Approach 2: Kafka for Asynchronous Processing
Driver location updates are sent to a Kafka queue. A fleet of worker services or task runners then process these messages asynchronously, identify nearby riders, and send them the updates.
Pros:
- Enhanced Scalability: By decoupling data ingestion from data processing, Kafka allows the system to handle higher volumes of data without degradation of performance.
- Fault Tolerance: Kafka’s built-in durability and replication mechanisms ensure that data is not lost even in the event of hardware failures.
- Load Management: Acts as a buffer to manage data flow during peak traffic times, preventing system overload.
Cons:
- System Complexity: Introduces complexity in the system’s architecture, requiring specialized knowledge for setup, monitoring, and maintenance.
- Potential Latency: While Kafka is efficient, the asynchronous nature of the processing might introduce a small delay in updating the riders, dependent on the queue length and processing time.
- Operational Demands: Requires ongoing management of Kafka clusters, including topics, partitions, and balancing across consumers to maintain optimal performance.
Approach 3: Redis Pub/Sub with Geohash Channels (Preferred)
Each driver’s location update is published to a Redis Pub/Sub channel that corresponds to a geohash. Riders subscribe to the geohash channels relevant to their current location to receive updates.
Pros:
- Low Latency: Redis is optimized for high throughput and low latency, making it ideal for real-time applications.
- Scalable Message Distribution: By using geohash-based channels, messages are only sent to relevant subscribers, which efficiently scales as user numbers increase.
- Simple Subscription Logic: Allows for dynamic subscription management where riders can enter or exit geohash channels based on their movements, simplifying overall message handling.
Cons:
- Granularity Issues: The effectiveness of this method can depend heavily on the chosen granularity of geohashes. Too broad might result in irrelevant updates; too narrow could complicate management.

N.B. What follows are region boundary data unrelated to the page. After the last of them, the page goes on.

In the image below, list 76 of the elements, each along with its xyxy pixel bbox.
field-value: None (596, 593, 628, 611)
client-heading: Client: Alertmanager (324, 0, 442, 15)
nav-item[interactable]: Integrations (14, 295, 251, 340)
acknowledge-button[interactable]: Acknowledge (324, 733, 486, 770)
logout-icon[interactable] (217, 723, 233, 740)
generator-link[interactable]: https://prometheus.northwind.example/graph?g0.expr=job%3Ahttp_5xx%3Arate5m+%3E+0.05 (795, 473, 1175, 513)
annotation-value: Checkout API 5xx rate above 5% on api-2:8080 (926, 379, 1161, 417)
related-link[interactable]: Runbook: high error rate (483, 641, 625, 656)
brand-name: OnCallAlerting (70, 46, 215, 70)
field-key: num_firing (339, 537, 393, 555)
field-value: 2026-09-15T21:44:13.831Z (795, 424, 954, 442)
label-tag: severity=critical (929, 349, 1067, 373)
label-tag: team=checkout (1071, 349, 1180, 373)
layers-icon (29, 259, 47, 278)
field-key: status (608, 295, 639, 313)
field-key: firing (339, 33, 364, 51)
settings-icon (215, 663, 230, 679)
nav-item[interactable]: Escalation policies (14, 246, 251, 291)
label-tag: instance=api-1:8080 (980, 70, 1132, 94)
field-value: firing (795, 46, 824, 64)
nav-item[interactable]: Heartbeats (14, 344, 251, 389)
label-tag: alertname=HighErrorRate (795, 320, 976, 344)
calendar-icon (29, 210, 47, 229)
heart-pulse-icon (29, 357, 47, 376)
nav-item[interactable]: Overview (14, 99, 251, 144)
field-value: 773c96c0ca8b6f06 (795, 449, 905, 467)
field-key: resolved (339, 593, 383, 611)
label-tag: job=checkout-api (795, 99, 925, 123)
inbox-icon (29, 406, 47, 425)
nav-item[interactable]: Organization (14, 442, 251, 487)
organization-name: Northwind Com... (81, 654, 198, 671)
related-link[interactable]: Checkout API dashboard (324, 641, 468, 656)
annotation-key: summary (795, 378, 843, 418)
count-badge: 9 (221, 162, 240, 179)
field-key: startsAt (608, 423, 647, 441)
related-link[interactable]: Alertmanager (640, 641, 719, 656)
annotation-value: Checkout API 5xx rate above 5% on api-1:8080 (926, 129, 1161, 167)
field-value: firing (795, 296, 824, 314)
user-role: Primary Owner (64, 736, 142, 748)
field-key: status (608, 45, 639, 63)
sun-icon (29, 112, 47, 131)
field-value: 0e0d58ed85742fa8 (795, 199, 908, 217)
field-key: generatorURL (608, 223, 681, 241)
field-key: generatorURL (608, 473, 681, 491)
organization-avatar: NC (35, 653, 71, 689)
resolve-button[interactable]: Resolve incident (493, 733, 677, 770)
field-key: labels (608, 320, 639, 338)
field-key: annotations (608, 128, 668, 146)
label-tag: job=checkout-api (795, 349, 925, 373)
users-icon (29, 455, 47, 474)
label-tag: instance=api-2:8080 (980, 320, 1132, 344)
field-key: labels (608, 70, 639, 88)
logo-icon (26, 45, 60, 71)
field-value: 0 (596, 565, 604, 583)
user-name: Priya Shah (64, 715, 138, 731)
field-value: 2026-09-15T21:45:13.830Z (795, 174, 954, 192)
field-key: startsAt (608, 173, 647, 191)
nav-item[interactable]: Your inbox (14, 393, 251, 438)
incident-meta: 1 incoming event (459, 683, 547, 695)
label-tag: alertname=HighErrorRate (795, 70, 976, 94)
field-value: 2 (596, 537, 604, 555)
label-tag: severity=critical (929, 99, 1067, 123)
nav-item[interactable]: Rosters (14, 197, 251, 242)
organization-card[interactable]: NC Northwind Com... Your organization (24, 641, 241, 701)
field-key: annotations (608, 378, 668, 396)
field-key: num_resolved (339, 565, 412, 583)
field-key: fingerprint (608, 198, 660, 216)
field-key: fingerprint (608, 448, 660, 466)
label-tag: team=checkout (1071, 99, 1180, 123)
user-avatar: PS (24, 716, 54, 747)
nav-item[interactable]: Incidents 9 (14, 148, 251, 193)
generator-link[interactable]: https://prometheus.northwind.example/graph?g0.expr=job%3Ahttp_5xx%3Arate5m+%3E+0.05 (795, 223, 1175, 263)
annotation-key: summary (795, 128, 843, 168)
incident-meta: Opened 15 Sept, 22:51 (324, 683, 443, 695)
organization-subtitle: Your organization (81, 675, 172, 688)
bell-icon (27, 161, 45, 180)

- Lack of Persistence: Redis does not store messages once they have been delivered. If a subscriber is disconnected, they miss those messages.
- Resource Use: High subscription numbers and frequent message publications can strain Redis resources, necessitating careful tuning and possibly limiting other use cases.
Choosing the right approach depends on your specific requirements regarding real-time responsiveness, system scalability, and operational complexity. For most real-time applications that need scalable and efficient message distribution, Approach 3 (Redis Pub/Sub) could be highly effective. However, if message persistence and fault tolerance are critical, Approach 2 (Kafka) offers significant advantages. Approach 1 might be suitable for smaller or less complex environments where immediate processing is prioritized over scalability.